I’m considering adding an automated to our community portal to stop bot-generated spam in the Cyber Security section. My fear is that it might accidentally delete posts from real students who use AI to translate their questions into English. Does anyone have a workaround to keep the community safe while remaining inclusive of non-native speakers who just want to learn?
3 answers
This is a major issue in global communities. Most AI detectors have a significant bias against non-native English writers because their prose tends to be more formal and follows stricter "textbook" patterns—exactly what AI is trained to emulate. In the Cyber Security field, where precision is key, this bias is amplified. If you implement this, you will likely see a drop in engagement from your international audience.

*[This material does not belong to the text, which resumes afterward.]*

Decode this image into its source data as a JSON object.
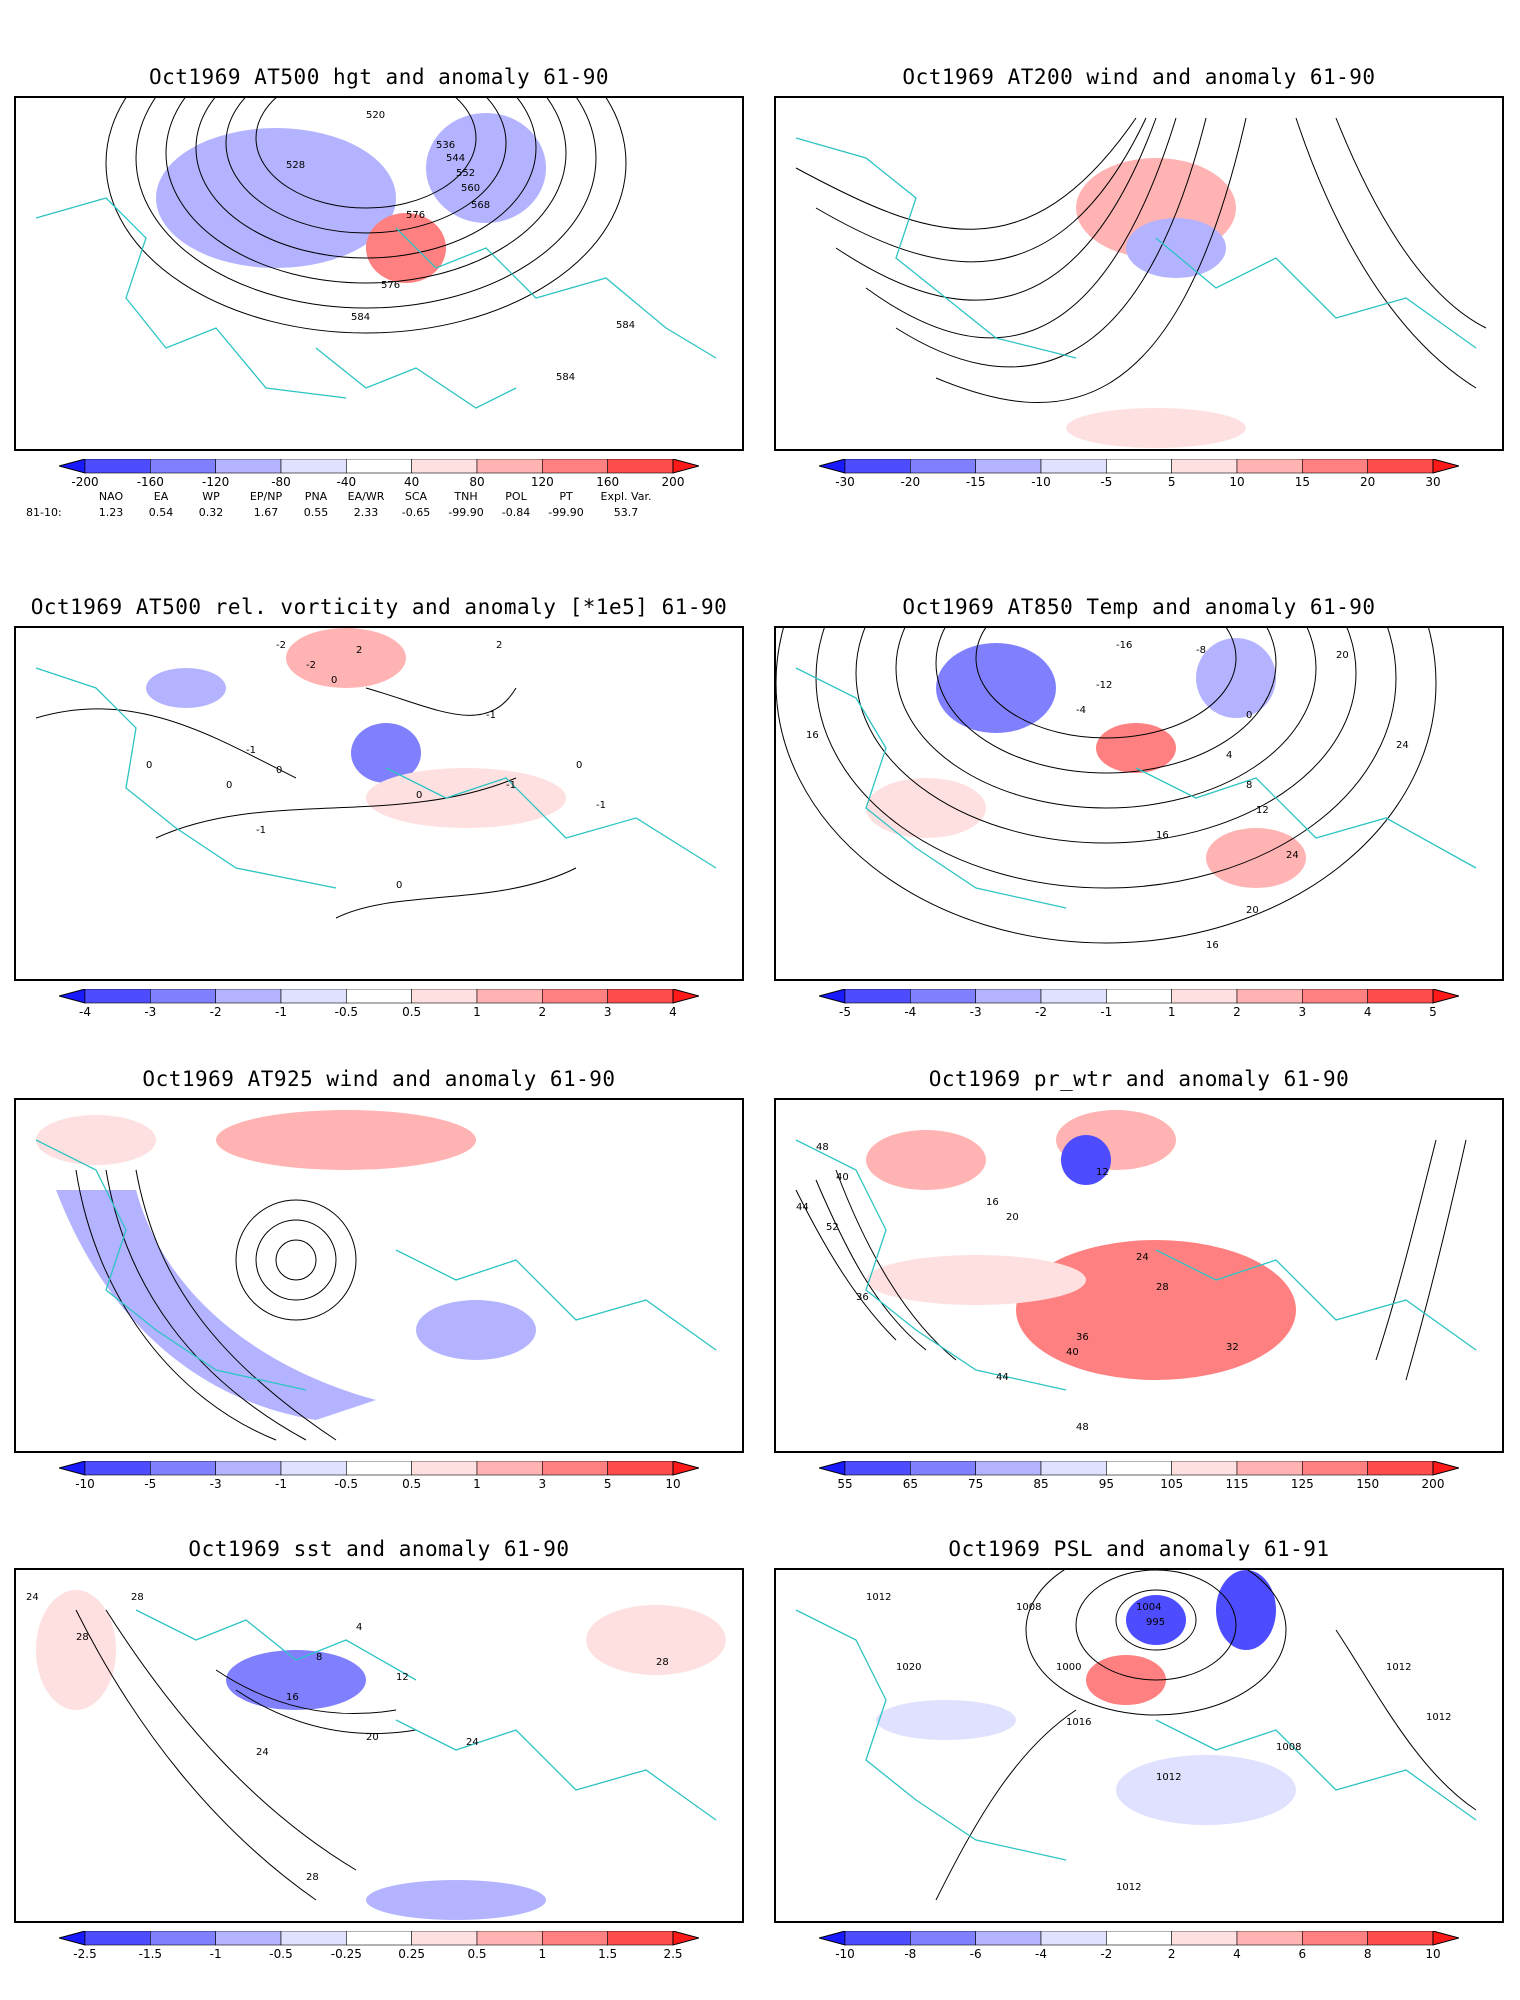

I suggest using a "human-in-the-loop" system where the detector only flags posts for a moderator to review instead of auto-deleting them.
Would it be possible to just use a CAPTCHA and traditional keyword spam filters instead? Those seem way less likely to insult your actual human users.
We tried a detector for a month and it flagged 40% of our top contributors. We turned it off immediately. It’s just not ready for high-stakes moderation yet.
Wow, 40% is huge! Thanks for the warning, Larry. That confirms my fears about losing our best community members to a faulty algorithm.
Ryan, CAPTCHAs stop bots, but they don't stop people from copy-pasting ChatGPT responses. The "human-in-the-loop" idea Carol mentioned is probably the safest middle ground for a forum.